Neighborhood Growth Determines Geometric Priors for Relational Representation Learning
This addresses the challenge of selecting appropriate geometric priors for representation learning in heterogeneous graphs, which is incremental as it builds on classical embeddability methods.
The paper tackles the problem of identifying suitable geometric spaces (Euclidean, Hyperbolic, or Spherical) for embedding heterogeneous relational data by analyzing nearest-neighbor structures and local neighborhood growth rates, and validates the method on benchmark datasets with comparisons to optimization-based approaches.

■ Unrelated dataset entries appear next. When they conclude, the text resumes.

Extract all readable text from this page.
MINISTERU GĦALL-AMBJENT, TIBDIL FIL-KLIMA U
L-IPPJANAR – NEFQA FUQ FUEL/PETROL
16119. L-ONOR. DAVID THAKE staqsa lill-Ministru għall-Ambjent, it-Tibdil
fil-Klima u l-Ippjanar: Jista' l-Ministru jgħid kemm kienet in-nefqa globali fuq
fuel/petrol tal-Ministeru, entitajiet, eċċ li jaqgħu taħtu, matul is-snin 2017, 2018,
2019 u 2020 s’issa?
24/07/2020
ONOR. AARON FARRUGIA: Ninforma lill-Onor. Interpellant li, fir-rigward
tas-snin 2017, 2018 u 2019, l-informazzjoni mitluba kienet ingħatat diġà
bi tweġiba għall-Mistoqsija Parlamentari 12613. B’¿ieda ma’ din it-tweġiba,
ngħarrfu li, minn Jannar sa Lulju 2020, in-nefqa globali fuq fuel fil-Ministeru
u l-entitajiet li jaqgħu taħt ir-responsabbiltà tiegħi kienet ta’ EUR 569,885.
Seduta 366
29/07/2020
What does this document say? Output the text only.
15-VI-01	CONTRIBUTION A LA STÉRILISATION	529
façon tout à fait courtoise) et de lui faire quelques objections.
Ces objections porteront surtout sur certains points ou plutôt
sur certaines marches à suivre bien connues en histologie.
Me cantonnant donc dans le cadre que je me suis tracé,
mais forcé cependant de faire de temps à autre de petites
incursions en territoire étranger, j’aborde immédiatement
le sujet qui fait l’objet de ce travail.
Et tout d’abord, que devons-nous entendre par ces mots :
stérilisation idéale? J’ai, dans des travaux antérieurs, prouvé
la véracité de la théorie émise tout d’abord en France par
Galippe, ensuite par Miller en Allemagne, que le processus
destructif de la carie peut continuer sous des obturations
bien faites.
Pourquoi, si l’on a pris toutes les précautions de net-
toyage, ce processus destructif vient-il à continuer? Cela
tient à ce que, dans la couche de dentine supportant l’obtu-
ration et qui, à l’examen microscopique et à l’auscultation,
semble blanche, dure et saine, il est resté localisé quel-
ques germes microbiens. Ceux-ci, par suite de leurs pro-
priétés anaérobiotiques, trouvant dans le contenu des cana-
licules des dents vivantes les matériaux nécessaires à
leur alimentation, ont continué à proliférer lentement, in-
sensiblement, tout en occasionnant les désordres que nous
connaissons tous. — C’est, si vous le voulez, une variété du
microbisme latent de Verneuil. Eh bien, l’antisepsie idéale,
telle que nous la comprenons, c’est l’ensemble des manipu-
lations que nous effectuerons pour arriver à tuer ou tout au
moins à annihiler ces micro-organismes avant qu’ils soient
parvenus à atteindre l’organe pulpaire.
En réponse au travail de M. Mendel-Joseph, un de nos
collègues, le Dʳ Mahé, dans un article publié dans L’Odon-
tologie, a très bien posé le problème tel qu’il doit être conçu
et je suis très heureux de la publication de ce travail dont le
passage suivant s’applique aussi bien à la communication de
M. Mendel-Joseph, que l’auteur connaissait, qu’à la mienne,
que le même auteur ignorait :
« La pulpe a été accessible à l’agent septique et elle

The problem of identifying geometric structure in heterogeneous, high-dimensional data is a cornerstone of representation learning. While there exists a large body of literature on the embeddability of canonical graphs, such as lattices or trees, the heterogeneity of the relational data typically encountered in practice limits the applicability of these classical methods. In this paper, we propose a combinatorial approach to evaluating embeddability, i.e., to decide whether a data set is best represented in Euclidean, Hyperbolic or Spherical space. Our method analyzes nearest-neighbor structures and local neighborhood growth rates to identify the geometric priors of suitable embedding spaces. For canonical graphs, the algorithm's prediction provably matches classical results. As for large, heterogeneous graphs, we introduce an efficiently computable statistic that approximates the algorithm's decision rule. We validate our method over a range of benchmark data sets and compare with recently published optimization-based embeddability methods.